One day in a disco, Himal gets drunk and, not knowing what he is doing, kisses a girl against her will. A fight breaks out between Himal and the girl's boyfriend, and Himal is badly beaten up. Man Bahadur's worst fears are becoming real now. However, his wife is still optimistic and insists on finding a Nepalese girl for him. Man Bahadur resists at first, but eventually gives up to his wife's pressure and agrees to write to his childhood friend Bal Bahadur (Sunil Thapa) for his daughter Kiran's (Jharana Bajracharya) hand in marriage for Himal. Man proposes that Bal send his daughter to Hong Kong as a tourist; during her stay in Hong Kong, if Himal and Kiran like each other, only then will their parents announce the marriage. Bal is delighted, thinking Himal is the perfect groom for his daughter and hoping she can escape hardship in Nepal. After consulting his wife, Bal sends Kiran to Hong Kong, telling her that it is their gift for her college vacation.
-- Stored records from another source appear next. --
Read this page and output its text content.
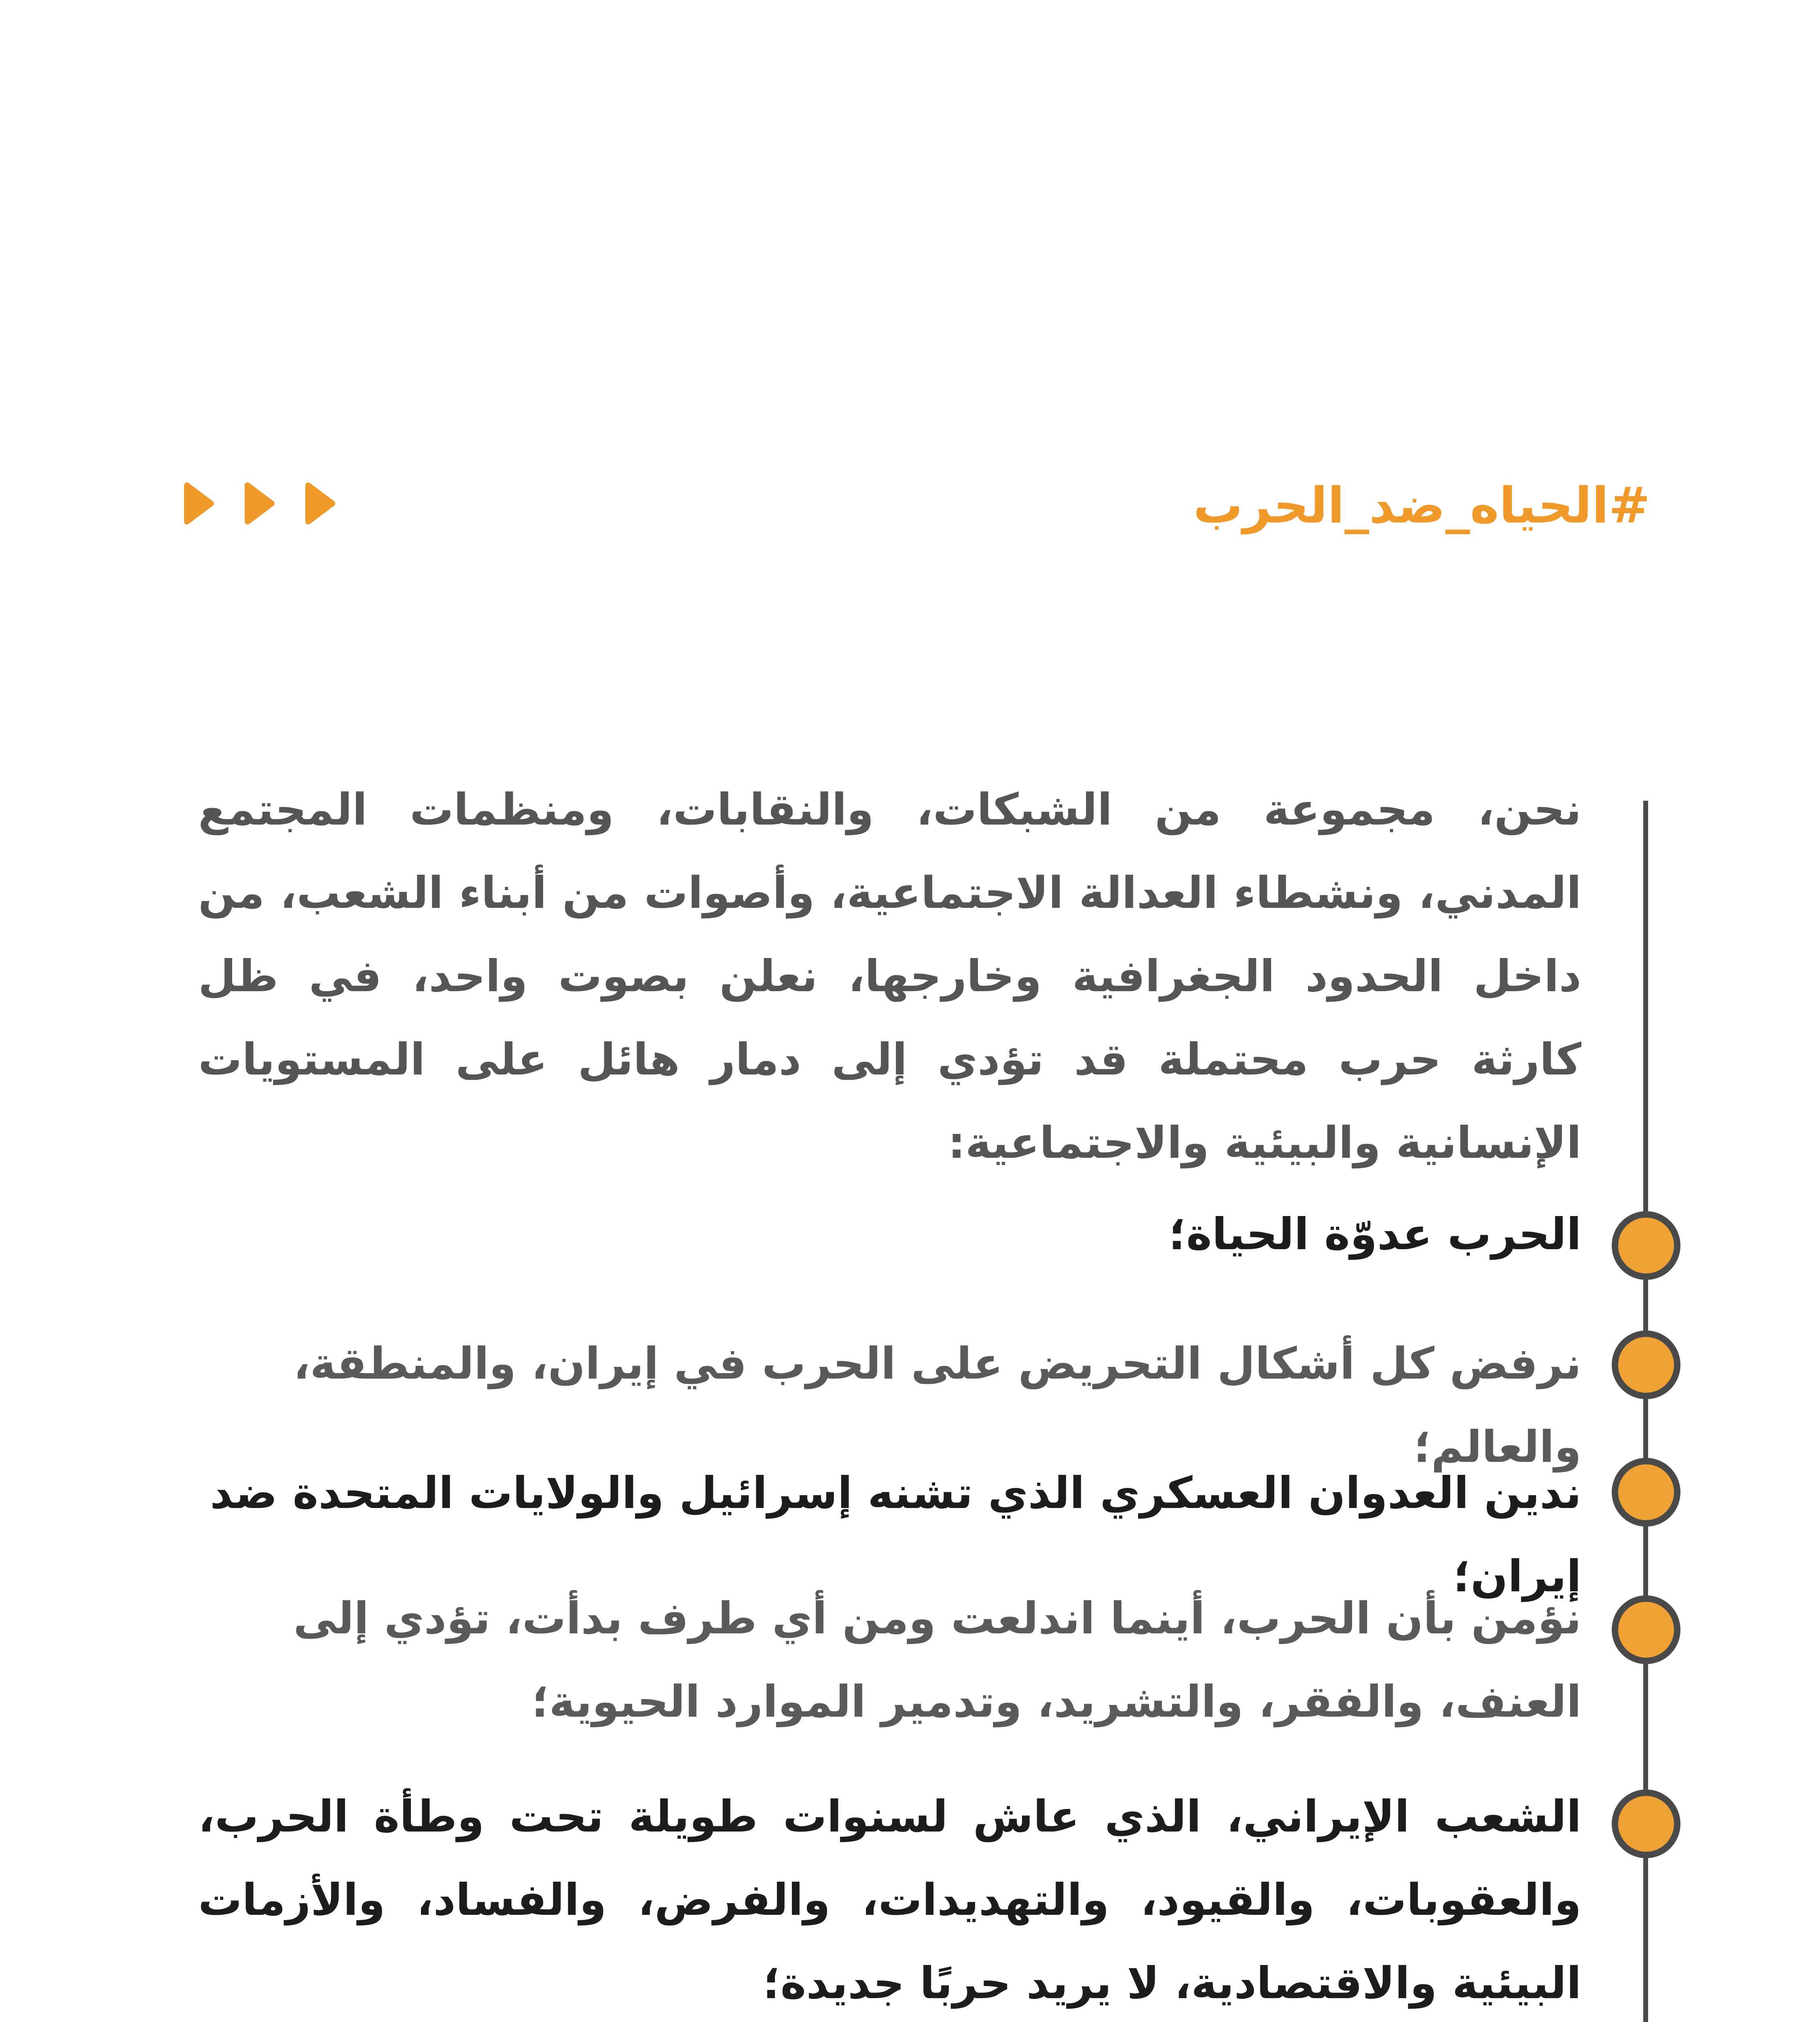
#الحياه_ضد_الحرب
نحن، مجموعة من الشبكات، والنقابات، ومنظمات المجتمع المدني، ونشطاء العدالة الاجتماعية، وأصوات من أبناء الشعب، من داخل الحدود الجغرافية وخارجها، نعلن بصوت واحد، في ظل كارثة حرب محتملة قد تؤدي إلى دمار هائل على المستويات الإنسانية والبيئية والاجتماعية:
الحرب عدوّة الحياة؛
نرفض كل أشكال التحريض على الحرب في إيران، والمنطقة، والعالم؛
ندين العدوان العسكري الذي تشنه إسرائيل والولايات المتحدة ضد إيران؛
نؤمن بأن الحرب، أينما اندلعت ومن أي طرف بدأت، تؤدي إلى العنف، والفقر، والتشريد، وتدمير الموارد الحيوية؛
الشعب الإيراني، الذي عاش لسنوات طويلة تحت وطأة الحرب، والعقوبات، والقيود، والتهديدات، والفرض، والفساد، والأزمات البيئية والاقتصادية، لا يريد حربًا جديدة؛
Kiran arrives in Hong Kong, and meets Himal and Suraj; during her stay with the family she gets to know them and finds herself gradually falling in love with Suraj. Himal, on the other hand, is happy with his girlfriend Jenny, drinking and using drugs. Due to absenteeism at work, he is fired from his job, refuses to get another one, and runs through his savings; this drives Jenny to leave him. Himal incurs a serious head injury in a fight with Jenny's new boyfriend and his friends. While in the hospital after surgery, he realizes the error of his ways and vows to turn over a new leaf. Out of gratitude to Man Bahadur and his family, Kiran visits Himal in the hospital and takes care of him. After spending times with Kiran, Himal finds her attractive and slowly starts liking her, but he doesn't know that she is already in love with Suraj.

Man Bahadur and his wife see that Himal and Kiran like each other; thinking Kiran is responsible for Himal's rehabilitation. they announce their engagement at a party, which stuns Suraj and Kiran. Kiran leaves the party; Suraj follows her and, after a long talk, convinces Kiran to marry Himal to keep the family together. What happens next? Better leave it here as what happens next is astonishing.